Changes to mortgage standards will allow many more student loan borrowers to qualify for a home loan. Unfortunately, the Covid-19 forbearance on federal loans may present a new — but fixable — obstacle on applications.
Old Mortgage Math: How Student Loans Ruined Home Loan Applications
Debt-to-Income ratios are a critical part of any mortgage application. Lenders compare your monthly bills to how much you earn each month. Lenders usually use the monthly payment reported by lenders on your credit report.
The issue for many borrowers was how lenders looked at income-driven repayment plans. When lenders did the math to determine how big of a mortgage an applicant could afford, they refused to consider monthly IDR payments.
The lenders decided that it wasn’t a safe number to use in debt-to-income ratio calculations because monthly payments could go up. Instead, they used 1% of the total loan balance, a much larger number for most borrowers. As a result, student loans hurt many mortgage applications.

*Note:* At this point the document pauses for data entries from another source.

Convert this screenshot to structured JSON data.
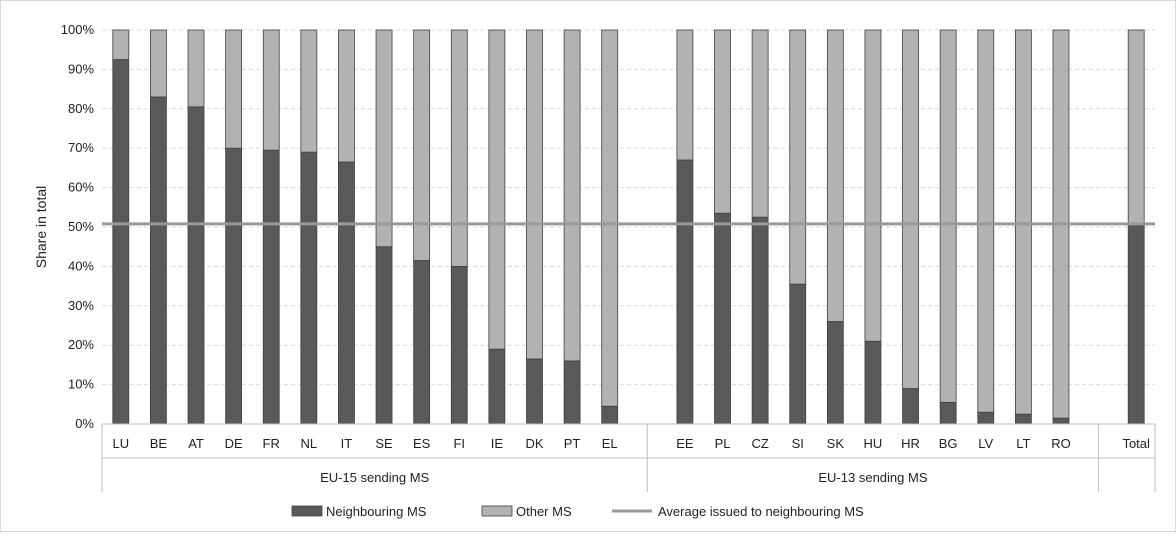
{
  "chart_data": {
    "type": "bar",
    "stacked": true,
    "ylabel": "Share in total",
    "ylim": [
      0,
      100
    ],
    "yticks": [
      "0%",
      "10%",
      "20%",
      "30%",
      "40%",
      "50%",
      "60%",
      "70%",
      "80%",
      "90%",
      "100%"
    ],
    "grid": true,
    "legend_position": "bottom",
    "groups": [
      {
        "label": "EU-15 sending MS",
        "categories": [
          "LU",
          "BE",
          "AT",
          "DE",
          "FR",
          "NL",
          "IT",
          "SE",
          "ES",
          "FI",
          "IE",
          "DK",
          "PT",
          "EL"
        ]
      },
      {
        "label": "EU-13 sending MS",
        "categories": [
          "EE",
          "PL",
          "CZ",
          "SI",
          "SK",
          "HU",
          "HR",
          "BG",
          "LV",
          "LT",
          "RO"
        ]
      },
      {
        "label": "",
        "categories": [
          "Total"
        ]
      }
    ],
    "categories": [
      "LU",
      "BE",
      "AT",
      "DE",
      "FR",
      "NL",
      "IT",
      "SE",
      "ES",
      "FI",
      "IE",
      "DK",
      "PT",
      "EL",
      "EE",
      "PL",
      "CZ",
      "SI",
      "SK",
      "HU",
      "HR",
      "BG",
      "LV",
      "LT",
      "RO",
      "Total"
    ],
    "series": [
      {
        "name": "Neighbouring MS",
        "color": "#595959",
        "values": [
          92.5,
          83,
          80.5,
          70,
          69.5,
          69,
          66.5,
          45,
          41.5,
          40,
          19,
          16.5,
          16,
          4.5,
          67,
          53.5,
          52.5,
          35.5,
          26,
          21,
          9,
          5.5,
          3,
          2.5,
          1.5,
          51
        ]
      },
      {
        "name": "Other MS",
        "color": "#b2b2b2",
        "values": [
          7.5,
          17,
          19.5,
          30,
          30.5,
          31,
          33.5,
          55,
          58.5,
          60,
          81,
          83.5,
          84,
          95.5,
          33,
          46.5,
          47.5,
          64.5,
          74,
          79,
          91,
          94.5,
          97,
          97.5,
          98.5,
          49
        ]
      }
    ],
    "average_line": {
      "name": "Average issued to neighbouring MS",
      "value": 50.8,
      "color": "#999999"
    }
  }
}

The Big Change: Logic Enters the Equation
Most Lenders now recognize that an increase in IDR payments means a salary increase. Thus, if IDR payments did go up, the borrower could still afford their monthly mortgage bill.
The shift to accepting monthly payments on repayment plans like IBR, PAYE, and REPAYE first started in 2017 with Fannie Mae.

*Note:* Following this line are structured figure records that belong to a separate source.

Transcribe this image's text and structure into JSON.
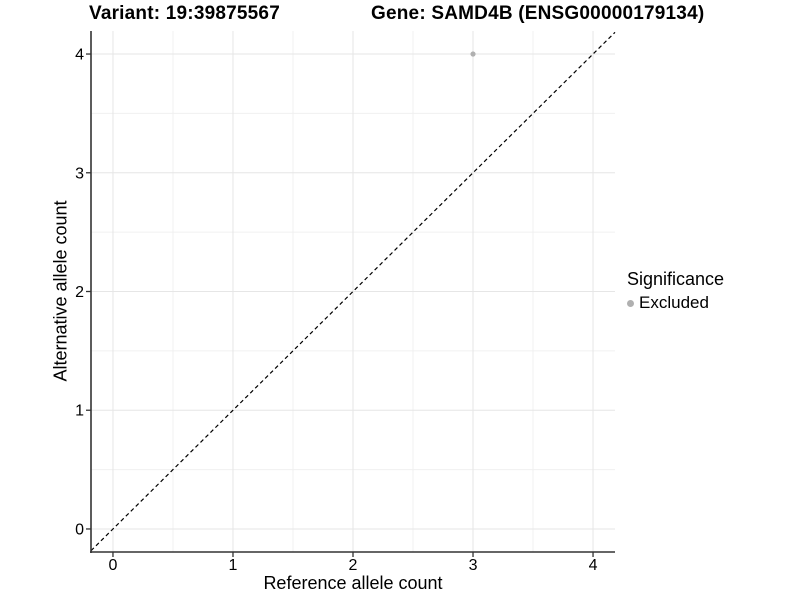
{
  "header": {
    "variant_title": "Variant: 19:39875567",
    "gene_title": "Gene: SAMD4B (ENSG00000179134)"
  },
  "legend": {
    "title": "Significance",
    "items": [
      {
        "label": "Excluded",
        "color": "#b0b0b0"
      }
    ]
  },
  "chart_data": {
    "type": "scatter",
    "title_left": "Variant: 19:39875567",
    "title_right": "Gene: SAMD4B (ENSG00000179134)",
    "xlabel": "Reference allele count",
    "ylabel": "Alternative allele count",
    "xlim": [
      -0.183,
      4.183
    ],
    "ylim": [
      -0.194,
      4.194
    ],
    "xticks": [
      0,
      1,
      2,
      3,
      4
    ],
    "yticks": [
      0,
      1,
      2,
      3,
      4
    ],
    "grid": true,
    "minor_grid": true,
    "legend_position": "right",
    "legend_title": "Significance",
    "series": [
      {
        "name": "Excluded",
        "color": "#b0b0b0",
        "points": [
          {
            "x": 3,
            "y": 4
          }
        ]
      }
    ],
    "reference_line": {
      "equation": "y = x",
      "style": "dashed",
      "color": "#000000"
    }
  },
  "colors": {
    "background": "#ffffff",
    "axis": "#333333",
    "grid_major": "#e6e6e6",
    "grid_minor": "#f0f0f0",
    "text": "#000000",
    "point": "#b0b0b0"
  }
}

In 2018, mortgage giant Freddie Mac made a similar change to its mortgage guidelines.
Most recently, the Federal Housing Administration updated FHA loan standards to allow income-driven payments in DTI calculations.

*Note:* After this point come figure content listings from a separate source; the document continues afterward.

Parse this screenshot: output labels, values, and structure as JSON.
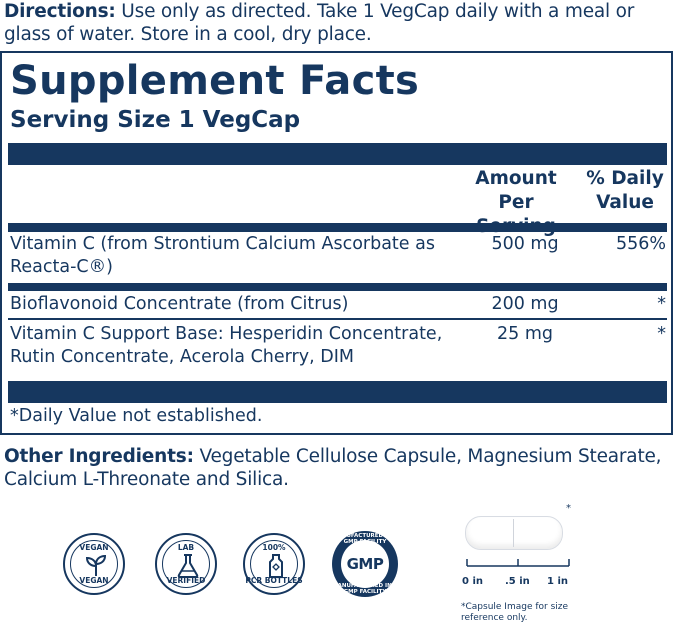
{
  "colors": {
    "navy": "#16375f"
  },
  "directions": {
    "label": "Directions:",
    "text": " Use only as directed. Take 1 VegCap daily with a meal or glass of water. Store in a cool, dry place."
  },
  "facts": {
    "title": "Supplement Facts",
    "serving": "Serving Size 1 VegCap",
    "col_amount_1": "Amount Per",
    "col_amount_2": "Serving",
    "col_dv_1": "% Daily",
    "col_dv_2": "Value",
    "rows": [
      {
        "name": "Vitamin C (from Strontium Calcium Ascorbate as Reacta-C®)",
        "amount": "500 mg",
        "dv": "556%"
      },
      {
        "name": "Bioflavonoid Concentrate (from Citrus)",
        "amount": "200 mg",
        "dv": "*"
      },
      {
        "name": "Vitamin C Support Base: Hesperidin Concentrate, Rutin Concentrate, Acerola Cherry, DIM",
        "amount": "25 mg",
        "dv": "*"
      }
    ],
    "footnote": "*Daily Value not established."
  },
  "other": {
    "label": "Other Ingredients:",
    "text": " Vegetable Cellulose Capsule, Magnesium Stearate, Calcium L-Threonate and Silica."
  },
  "badges": [
    {
      "top": "VEGAN",
      "bottom": "VEGAN",
      "icon": "sprout-icon"
    },
    {
      "top": "LAB",
      "bottom": "VERIFIED",
      "icon": "flask-icon"
    },
    {
      "top": "100%",
      "bottom": "PCR BOTTLES",
      "icon": "bottle-icon"
    }
  ],
  "gmp": {
    "label": "GMP",
    "arc_top": "MANUFACTURED IN A GMP FACILITY",
    "arc_bottom": "MANUFACTURED IN A GMP FACILITY"
  },
  "capsule": {
    "star": "*",
    "ruler_labels": [
      "0 in",
      ".5 in",
      "1 in"
    ],
    "note": "*Capsule Image for size reference only."
  }
}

Freddie Mac and Fannie Mae might not be household names, but they buy about two-thirds of all mortgages in the United States. In other words, the majority of mortgage loans must comply with Freddie Mac and Fannie Mae standards.
FHA loans are a popular tool for many first-time homebuyers with limited funds to make a downpayment.
After the Fannie Mae, Freddie Mac, and FHA changes, student loan borrowers will face fewer hurdles trying to get a mortgage approval.
The Missing Piece of the Puzzle: $0 Per Month Payments
Federal borrowers who qualify for $0 per month IBR, PAYE, or REPAYE payments still have an issue.
If the monthly payment is $0, lenders treat that as a forbearance or a deferment. While the new FHA guidelines now allow lenders to use .5% instead of 1% for the DTI calculations, this is still a setback for borrowers.
The group of borrowers impacted by the $0 payment rule is particularly large right now due to the federal interest and payment freeze.
The Covid-19 Payment Freeze and Mortgage Applications
If the good news for borrowers is that mortgage lenders will now start using the IDR payments reported on credit reports, the bad news is that most borrowers no longer have an IDR payment listed on their credit report.
In preparing this article, I pulled my annual credit report from Experian. The credit report does not show a monthly payment starting in April 2020 due to the federal student loan payment and interest freeze.
The payment freeze has become an issue for federal borrowers looking to get a mortgage. It doesn’t make getting a loan impossible, but it does make things more difficult.
Providing Lenders a Monthy Payment if Your Credit Report Says $0
The exact underwriting standards vary from one lender to the next. It is possible that a borrower could get a letter from their loan servicer showing their monthly IDR payment once the interest freeze concludes.
This approach might not work, and a lender could change its mind a the last minute.
The borrowers who desperately need an IDR payment in their DTI calculations may opt out of the payment suspension. Those who opt-out will still have a 0% interest rate for as long as the freeze lasts, but they will have to resume making payments. Crucially, the monthly payment will return to their credit report.
Mortgage Math and Income-Driven Repayment Plans
For years, borrowers on IDR plans had a tough time qualifying for a mortgage.
In some cases, changing repayment plans was necessary to get student debt ready for a mortgage application.
Today, mortgage underwriters have mostly fixed the old IDR issues. The Covid relief presents a minor hurdle, but most student loan borrowers can apply for a mortgage using a student loan payment that accurately represents their circumstances.